İzmir’deki bazı camilerden, Hristiyan dünyasına para versen oralardaki camilerden bile yapılmayacak bir rezillik sunuldu. Ekranlardan bu şehirdeki camilerin merkezî yayın sistemini kullandığını öğrendik. Ayıp be! Koca İzmir’de canlı ezan okuyacak hoca yok mu? Devamla; bu rezilliği öven malum sapık sosyal medya ünlüleri de olmuş. Olmuş diyorum, çünkü bendenizde bu illet yok. Hatta bir kadıncağız da içeri alınmış. Bence temizlik genişletilmeli...

Sözüm ona solcunun villaları!
Son günlerde gerek yazılı basında, gerekse görselde sık sık bazı ünlü (!) solcuların villaları ile ilgili haberler yer alıyor. Hepsi de bölüm bölüm kaçak yapılar... Bunlardan kimi yurt dışında firarda kiminin patronu aynen uzaklarda... Bodrum’u bilmem... Ama bizim Kadıköy’ün deniz kıyısı semtlerinde aynen böyle ünlü (!) solcuların villaları vardır. Şu anda içeride bulunan birisinin Kalamış, Moda, Adalar ayak altındaki villasının balkonunda yemek yemiştik. Şöyle özetlersem, ne kadar boşuna öten varsa hepsi, hem de aşırı zengindir. Milletten yana olanlar ise kiralar altında veya iki oda, bir salon ev sahibidir. Şöyle bir hafızanızı yoklayın, İstanbul’un bütün zengin semtlerinde bu kaçak villaların sahiplerinin arkasında olduğu parti kazanır hep... Hadi aksini savunun...

27 Mayıs’ın acı sonu ne?
O şerefsiz darbenin henüz 15 günü bile dolmamıştı. Kadıköy Altıyol’da o zamanlar Efes-Feza sinemalarının içinde bulunduğu bir iş merkezi vardı. O sinemaların müdürü de Fenerbahçe üyesi İlker Baba idi. Neyse... Müdüriyet odasına bir gün, bir bey ve koruması gelirler. O bey hemen üst kattaki Fenerbahçe Kulübü’nden Suat Belgin’e kendisinin geldiğinin haber verilmesi ister. Rahmetli babam da iner. Bir bakar ki, Cevizlik’ten yani şimdiki Şifa-Yoğurtçu Park yukarısı, mahalle ve futbol dostu Cemal Madanoğlu oturur. İşte tam sırada bendeniz evden kulübe gelmiştim. Önce Baba İlker’in kahvesini içeyim derken.... Evet, derken, bu kulaklarla, bu gözlerle 27 Mayıs ihtilalinin ne büyük bir kepazelik ve rezalet olduğunun kanıtlarına tanık oldum. Paşa aynen şunları söylüyordu: “Suat’çığım, 27 Mayıs sabahı ihtilali yaptık ama ertesi gün ne yapacağımızı bilemiyorduk. Dakikalarca birbirimize bakıp kaldık. Bence hata ettik galiba...” Baba İlker’in odasından çıkarken nefretim daha da büyümüştü.

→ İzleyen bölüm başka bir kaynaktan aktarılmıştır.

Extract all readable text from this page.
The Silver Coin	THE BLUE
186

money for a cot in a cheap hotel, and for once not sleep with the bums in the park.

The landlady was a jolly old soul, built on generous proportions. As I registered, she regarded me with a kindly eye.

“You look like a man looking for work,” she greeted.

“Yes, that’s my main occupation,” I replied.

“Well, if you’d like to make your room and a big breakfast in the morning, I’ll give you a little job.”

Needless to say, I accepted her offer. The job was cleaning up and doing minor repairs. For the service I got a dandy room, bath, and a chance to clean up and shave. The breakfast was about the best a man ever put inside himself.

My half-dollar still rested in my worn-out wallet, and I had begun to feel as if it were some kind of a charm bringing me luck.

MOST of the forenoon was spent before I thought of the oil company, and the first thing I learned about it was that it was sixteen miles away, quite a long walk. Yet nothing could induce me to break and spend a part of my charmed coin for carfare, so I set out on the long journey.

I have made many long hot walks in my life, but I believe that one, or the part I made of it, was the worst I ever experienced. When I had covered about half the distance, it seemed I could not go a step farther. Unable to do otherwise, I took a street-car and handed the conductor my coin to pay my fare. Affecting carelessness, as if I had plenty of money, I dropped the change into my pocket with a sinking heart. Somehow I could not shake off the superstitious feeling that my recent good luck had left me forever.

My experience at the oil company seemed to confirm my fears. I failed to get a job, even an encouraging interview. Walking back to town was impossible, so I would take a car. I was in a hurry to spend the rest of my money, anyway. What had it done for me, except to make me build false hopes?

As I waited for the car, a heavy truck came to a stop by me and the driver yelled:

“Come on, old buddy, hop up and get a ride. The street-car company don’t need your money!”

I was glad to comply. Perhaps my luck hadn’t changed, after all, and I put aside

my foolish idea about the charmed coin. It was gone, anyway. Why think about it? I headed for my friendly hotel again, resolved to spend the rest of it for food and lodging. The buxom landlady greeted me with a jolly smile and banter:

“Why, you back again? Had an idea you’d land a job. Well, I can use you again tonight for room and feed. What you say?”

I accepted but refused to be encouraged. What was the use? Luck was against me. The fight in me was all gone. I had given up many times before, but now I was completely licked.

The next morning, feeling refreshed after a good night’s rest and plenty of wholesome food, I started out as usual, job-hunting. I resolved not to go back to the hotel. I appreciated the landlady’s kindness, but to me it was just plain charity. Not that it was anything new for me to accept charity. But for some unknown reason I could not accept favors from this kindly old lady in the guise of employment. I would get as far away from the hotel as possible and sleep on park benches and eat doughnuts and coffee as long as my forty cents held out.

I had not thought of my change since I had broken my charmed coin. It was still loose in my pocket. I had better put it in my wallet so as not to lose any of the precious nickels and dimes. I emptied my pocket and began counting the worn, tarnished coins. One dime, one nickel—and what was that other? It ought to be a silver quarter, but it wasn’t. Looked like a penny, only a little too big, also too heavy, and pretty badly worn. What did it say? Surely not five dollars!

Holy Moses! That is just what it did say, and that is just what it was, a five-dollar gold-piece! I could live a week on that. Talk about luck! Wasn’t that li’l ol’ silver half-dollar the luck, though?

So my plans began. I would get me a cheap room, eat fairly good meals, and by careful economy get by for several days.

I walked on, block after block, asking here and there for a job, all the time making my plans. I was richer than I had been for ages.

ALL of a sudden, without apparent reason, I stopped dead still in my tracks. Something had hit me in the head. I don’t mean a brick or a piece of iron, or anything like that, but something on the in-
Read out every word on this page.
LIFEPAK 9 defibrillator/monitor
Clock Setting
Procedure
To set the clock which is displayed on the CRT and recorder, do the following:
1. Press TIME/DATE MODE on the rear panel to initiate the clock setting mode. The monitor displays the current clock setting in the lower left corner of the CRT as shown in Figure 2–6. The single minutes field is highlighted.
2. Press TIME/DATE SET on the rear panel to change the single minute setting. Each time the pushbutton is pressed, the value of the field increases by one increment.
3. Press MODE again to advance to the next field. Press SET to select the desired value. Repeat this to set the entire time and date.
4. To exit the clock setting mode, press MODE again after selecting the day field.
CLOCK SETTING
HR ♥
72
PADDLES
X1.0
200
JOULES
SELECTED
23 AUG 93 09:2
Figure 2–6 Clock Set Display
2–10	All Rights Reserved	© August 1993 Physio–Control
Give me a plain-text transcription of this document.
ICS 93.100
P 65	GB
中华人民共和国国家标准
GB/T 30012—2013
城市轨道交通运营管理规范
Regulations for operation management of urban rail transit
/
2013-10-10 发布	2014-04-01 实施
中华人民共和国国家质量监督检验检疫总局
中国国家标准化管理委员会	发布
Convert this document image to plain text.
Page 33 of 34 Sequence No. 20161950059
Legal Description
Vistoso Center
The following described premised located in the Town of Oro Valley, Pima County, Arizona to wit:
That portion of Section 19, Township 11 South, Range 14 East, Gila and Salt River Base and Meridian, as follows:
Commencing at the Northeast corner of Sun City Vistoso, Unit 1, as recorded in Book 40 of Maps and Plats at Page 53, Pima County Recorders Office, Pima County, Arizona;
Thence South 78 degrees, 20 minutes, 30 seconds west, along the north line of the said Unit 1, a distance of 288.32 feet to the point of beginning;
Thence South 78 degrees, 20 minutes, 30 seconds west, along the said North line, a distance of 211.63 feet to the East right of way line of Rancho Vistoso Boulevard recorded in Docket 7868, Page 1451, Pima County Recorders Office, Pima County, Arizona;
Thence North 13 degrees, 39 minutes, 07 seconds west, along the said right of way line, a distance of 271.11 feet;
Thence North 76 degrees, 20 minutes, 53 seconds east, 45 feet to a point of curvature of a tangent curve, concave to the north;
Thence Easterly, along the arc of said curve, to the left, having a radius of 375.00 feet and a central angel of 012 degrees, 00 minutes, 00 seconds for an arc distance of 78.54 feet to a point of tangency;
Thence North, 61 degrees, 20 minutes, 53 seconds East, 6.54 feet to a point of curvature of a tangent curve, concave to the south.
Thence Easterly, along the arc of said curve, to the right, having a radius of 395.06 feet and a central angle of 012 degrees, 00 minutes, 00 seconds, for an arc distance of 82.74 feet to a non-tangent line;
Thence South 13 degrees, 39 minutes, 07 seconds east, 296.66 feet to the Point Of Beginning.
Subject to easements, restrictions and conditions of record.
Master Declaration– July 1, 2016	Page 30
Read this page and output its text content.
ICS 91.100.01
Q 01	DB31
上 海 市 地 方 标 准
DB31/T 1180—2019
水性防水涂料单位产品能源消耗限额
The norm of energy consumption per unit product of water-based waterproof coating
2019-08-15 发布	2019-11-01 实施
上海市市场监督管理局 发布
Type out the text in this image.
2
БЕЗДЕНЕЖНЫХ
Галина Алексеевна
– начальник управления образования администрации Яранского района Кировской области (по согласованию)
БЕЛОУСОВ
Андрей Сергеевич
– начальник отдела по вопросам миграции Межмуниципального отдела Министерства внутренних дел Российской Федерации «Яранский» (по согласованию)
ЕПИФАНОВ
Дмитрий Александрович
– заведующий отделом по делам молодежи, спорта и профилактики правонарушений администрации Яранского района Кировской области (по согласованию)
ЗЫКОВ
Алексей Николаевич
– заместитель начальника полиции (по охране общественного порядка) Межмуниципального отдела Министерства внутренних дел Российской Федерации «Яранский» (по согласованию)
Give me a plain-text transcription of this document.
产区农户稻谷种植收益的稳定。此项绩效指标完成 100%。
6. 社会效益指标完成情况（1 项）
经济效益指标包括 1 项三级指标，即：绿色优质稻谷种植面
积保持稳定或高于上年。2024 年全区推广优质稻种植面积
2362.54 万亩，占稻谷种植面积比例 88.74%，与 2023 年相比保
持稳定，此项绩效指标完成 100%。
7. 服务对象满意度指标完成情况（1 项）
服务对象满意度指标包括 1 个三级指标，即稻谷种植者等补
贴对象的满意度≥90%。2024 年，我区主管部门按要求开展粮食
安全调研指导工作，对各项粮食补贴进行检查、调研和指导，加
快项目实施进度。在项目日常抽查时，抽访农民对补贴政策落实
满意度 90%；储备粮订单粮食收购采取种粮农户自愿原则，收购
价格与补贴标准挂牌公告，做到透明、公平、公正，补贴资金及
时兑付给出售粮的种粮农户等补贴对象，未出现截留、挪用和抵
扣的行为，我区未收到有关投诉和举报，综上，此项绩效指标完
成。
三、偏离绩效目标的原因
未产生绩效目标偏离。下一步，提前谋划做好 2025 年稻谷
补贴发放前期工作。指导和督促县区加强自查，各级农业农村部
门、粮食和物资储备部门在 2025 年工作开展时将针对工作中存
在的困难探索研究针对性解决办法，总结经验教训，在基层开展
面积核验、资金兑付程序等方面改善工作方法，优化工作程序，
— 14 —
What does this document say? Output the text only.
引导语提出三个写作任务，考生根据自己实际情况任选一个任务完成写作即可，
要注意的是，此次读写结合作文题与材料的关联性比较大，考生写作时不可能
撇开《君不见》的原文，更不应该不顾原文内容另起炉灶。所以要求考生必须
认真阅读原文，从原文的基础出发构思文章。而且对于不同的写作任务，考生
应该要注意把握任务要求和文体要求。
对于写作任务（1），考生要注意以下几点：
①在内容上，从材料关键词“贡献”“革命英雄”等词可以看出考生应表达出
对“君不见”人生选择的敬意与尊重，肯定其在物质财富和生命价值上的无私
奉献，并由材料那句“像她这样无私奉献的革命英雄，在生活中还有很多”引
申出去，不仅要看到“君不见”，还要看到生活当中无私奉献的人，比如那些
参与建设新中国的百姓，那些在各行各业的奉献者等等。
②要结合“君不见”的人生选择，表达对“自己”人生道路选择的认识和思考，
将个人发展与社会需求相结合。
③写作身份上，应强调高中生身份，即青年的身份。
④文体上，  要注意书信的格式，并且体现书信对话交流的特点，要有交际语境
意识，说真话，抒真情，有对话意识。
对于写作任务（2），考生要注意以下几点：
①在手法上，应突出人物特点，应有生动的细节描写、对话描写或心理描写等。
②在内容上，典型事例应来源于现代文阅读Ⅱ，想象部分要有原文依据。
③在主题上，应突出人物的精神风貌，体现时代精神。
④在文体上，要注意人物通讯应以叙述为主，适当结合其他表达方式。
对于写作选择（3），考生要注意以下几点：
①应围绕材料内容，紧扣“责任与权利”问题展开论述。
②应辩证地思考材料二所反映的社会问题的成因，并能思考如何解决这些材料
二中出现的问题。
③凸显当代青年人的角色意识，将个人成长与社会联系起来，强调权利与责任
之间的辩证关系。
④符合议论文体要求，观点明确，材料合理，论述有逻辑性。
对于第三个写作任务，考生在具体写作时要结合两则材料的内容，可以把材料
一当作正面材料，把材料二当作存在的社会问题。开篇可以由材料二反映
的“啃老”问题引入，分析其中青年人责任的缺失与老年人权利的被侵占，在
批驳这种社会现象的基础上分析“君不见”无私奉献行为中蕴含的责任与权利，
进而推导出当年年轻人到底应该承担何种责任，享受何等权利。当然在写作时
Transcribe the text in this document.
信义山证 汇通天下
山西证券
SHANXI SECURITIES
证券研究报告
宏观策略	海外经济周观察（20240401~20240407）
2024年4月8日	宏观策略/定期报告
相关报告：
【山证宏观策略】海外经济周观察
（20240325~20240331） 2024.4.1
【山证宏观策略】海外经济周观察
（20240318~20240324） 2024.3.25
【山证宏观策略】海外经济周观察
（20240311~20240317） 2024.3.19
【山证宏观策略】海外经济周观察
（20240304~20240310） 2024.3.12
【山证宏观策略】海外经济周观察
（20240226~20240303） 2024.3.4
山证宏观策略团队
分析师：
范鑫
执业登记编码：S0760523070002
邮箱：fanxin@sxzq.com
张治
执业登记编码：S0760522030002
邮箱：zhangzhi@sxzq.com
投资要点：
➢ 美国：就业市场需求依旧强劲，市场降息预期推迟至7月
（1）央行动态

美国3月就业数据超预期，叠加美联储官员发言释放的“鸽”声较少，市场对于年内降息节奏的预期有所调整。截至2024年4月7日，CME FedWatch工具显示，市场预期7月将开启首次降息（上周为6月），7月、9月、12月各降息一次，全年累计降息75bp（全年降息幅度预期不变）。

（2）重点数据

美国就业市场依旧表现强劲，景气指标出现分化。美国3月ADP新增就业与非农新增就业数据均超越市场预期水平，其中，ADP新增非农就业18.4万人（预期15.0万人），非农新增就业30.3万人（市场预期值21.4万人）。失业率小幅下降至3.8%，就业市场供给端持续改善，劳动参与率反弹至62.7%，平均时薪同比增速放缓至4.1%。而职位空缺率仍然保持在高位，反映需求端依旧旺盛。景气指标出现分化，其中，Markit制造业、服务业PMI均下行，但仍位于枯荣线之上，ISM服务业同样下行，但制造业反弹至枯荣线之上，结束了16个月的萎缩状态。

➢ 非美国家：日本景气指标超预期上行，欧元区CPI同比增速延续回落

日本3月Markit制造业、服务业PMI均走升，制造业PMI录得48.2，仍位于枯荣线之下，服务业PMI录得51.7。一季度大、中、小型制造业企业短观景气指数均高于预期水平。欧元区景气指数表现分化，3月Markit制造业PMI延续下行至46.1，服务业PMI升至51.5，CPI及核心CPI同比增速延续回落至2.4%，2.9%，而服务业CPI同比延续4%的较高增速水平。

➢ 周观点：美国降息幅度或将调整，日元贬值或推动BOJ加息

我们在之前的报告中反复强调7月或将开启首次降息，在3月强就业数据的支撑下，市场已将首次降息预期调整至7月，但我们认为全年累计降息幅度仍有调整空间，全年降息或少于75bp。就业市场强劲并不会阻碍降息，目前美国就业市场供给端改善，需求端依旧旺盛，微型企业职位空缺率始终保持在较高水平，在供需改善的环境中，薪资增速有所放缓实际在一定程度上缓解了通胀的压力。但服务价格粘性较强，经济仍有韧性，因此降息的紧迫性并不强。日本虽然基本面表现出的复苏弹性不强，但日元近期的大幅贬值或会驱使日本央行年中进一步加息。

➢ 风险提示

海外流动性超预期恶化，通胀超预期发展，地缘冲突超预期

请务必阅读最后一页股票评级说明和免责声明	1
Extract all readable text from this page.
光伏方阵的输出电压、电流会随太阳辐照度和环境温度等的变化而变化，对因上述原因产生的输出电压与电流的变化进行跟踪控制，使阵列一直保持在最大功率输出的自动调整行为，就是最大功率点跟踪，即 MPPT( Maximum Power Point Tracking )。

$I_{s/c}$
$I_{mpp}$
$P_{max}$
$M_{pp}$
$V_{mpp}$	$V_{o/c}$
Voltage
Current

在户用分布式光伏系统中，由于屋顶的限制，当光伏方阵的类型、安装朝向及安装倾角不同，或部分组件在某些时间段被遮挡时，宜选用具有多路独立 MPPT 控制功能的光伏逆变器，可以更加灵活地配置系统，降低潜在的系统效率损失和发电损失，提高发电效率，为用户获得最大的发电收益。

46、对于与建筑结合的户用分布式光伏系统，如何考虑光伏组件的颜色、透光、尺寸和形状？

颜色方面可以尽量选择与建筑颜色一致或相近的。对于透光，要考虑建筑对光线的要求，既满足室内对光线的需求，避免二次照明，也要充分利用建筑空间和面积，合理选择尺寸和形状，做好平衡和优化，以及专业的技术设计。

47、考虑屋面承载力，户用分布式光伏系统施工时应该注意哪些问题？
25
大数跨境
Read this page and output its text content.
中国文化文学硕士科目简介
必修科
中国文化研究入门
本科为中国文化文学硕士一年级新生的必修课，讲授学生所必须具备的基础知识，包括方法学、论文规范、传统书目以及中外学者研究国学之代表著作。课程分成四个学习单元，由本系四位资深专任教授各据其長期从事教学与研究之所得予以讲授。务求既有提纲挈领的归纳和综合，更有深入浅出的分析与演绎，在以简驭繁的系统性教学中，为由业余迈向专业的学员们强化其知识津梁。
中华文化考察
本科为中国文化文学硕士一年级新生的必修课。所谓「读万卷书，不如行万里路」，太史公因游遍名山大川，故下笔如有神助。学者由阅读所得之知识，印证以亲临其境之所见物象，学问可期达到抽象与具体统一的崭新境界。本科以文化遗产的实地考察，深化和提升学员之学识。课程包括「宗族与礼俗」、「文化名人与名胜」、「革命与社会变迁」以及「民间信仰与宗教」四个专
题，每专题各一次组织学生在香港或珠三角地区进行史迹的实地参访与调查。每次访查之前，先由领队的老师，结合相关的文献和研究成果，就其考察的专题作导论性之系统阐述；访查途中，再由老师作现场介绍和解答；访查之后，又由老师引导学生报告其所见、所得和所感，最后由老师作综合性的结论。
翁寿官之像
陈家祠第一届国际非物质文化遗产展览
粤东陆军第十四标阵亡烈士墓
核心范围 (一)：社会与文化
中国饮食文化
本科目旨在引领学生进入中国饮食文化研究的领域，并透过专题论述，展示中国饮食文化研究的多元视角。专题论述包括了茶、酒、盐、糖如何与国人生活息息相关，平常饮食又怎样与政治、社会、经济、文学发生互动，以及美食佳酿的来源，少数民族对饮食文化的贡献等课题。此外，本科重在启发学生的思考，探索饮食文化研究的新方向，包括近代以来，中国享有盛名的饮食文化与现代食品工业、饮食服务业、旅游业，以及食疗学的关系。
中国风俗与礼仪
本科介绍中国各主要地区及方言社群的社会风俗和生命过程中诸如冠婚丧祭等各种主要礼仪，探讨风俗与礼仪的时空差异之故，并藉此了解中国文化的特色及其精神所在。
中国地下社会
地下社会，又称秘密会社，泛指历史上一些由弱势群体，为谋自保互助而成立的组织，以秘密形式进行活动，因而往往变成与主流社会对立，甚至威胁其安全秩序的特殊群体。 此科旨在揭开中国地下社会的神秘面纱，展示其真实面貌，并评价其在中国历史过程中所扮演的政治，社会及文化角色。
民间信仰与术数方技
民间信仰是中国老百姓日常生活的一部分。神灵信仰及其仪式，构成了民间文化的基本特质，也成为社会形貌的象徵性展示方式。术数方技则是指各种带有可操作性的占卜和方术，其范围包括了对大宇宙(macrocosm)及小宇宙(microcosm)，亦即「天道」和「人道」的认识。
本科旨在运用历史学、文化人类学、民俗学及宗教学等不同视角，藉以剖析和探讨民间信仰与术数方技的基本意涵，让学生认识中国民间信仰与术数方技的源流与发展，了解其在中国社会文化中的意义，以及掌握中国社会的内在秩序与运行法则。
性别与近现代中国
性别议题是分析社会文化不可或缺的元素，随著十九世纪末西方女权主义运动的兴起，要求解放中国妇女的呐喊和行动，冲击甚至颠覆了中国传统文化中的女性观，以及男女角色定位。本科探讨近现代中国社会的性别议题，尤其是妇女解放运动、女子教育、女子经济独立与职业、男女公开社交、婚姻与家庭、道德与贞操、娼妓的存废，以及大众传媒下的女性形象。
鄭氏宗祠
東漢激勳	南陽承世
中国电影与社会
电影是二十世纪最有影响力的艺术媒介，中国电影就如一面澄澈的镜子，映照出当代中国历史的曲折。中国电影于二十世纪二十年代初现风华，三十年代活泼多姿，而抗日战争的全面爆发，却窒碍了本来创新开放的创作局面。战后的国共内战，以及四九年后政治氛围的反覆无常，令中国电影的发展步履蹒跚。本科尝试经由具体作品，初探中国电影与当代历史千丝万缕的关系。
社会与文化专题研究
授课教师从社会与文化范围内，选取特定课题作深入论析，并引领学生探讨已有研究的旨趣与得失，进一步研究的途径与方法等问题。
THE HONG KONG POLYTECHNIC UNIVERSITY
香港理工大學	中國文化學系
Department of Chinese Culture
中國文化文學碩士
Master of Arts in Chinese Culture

Galatasaray’ın bitmeyen hesapları...
Son günlerde çıkan haberlere göre Galatasaray ciddi bir oyuncu temizliğine hazırlanıyormuş. Başta da Belhanda’ya müşteri aranıyormuş. Eh, herkes sizin gibi havaya para atar mı sanıyorsunuz? Çuvalla paraya siyahi bir uç adamı almıştınız. Sonrasında size kiralama piyangosu vurmuştu. Şimdi adam boşta talibi yok. Şayet satamazsanız, evde bırakıp sözleşmedeki parasını ödeyerek “zararın neresinden dönülse kârdır” kazancını elde ediniz!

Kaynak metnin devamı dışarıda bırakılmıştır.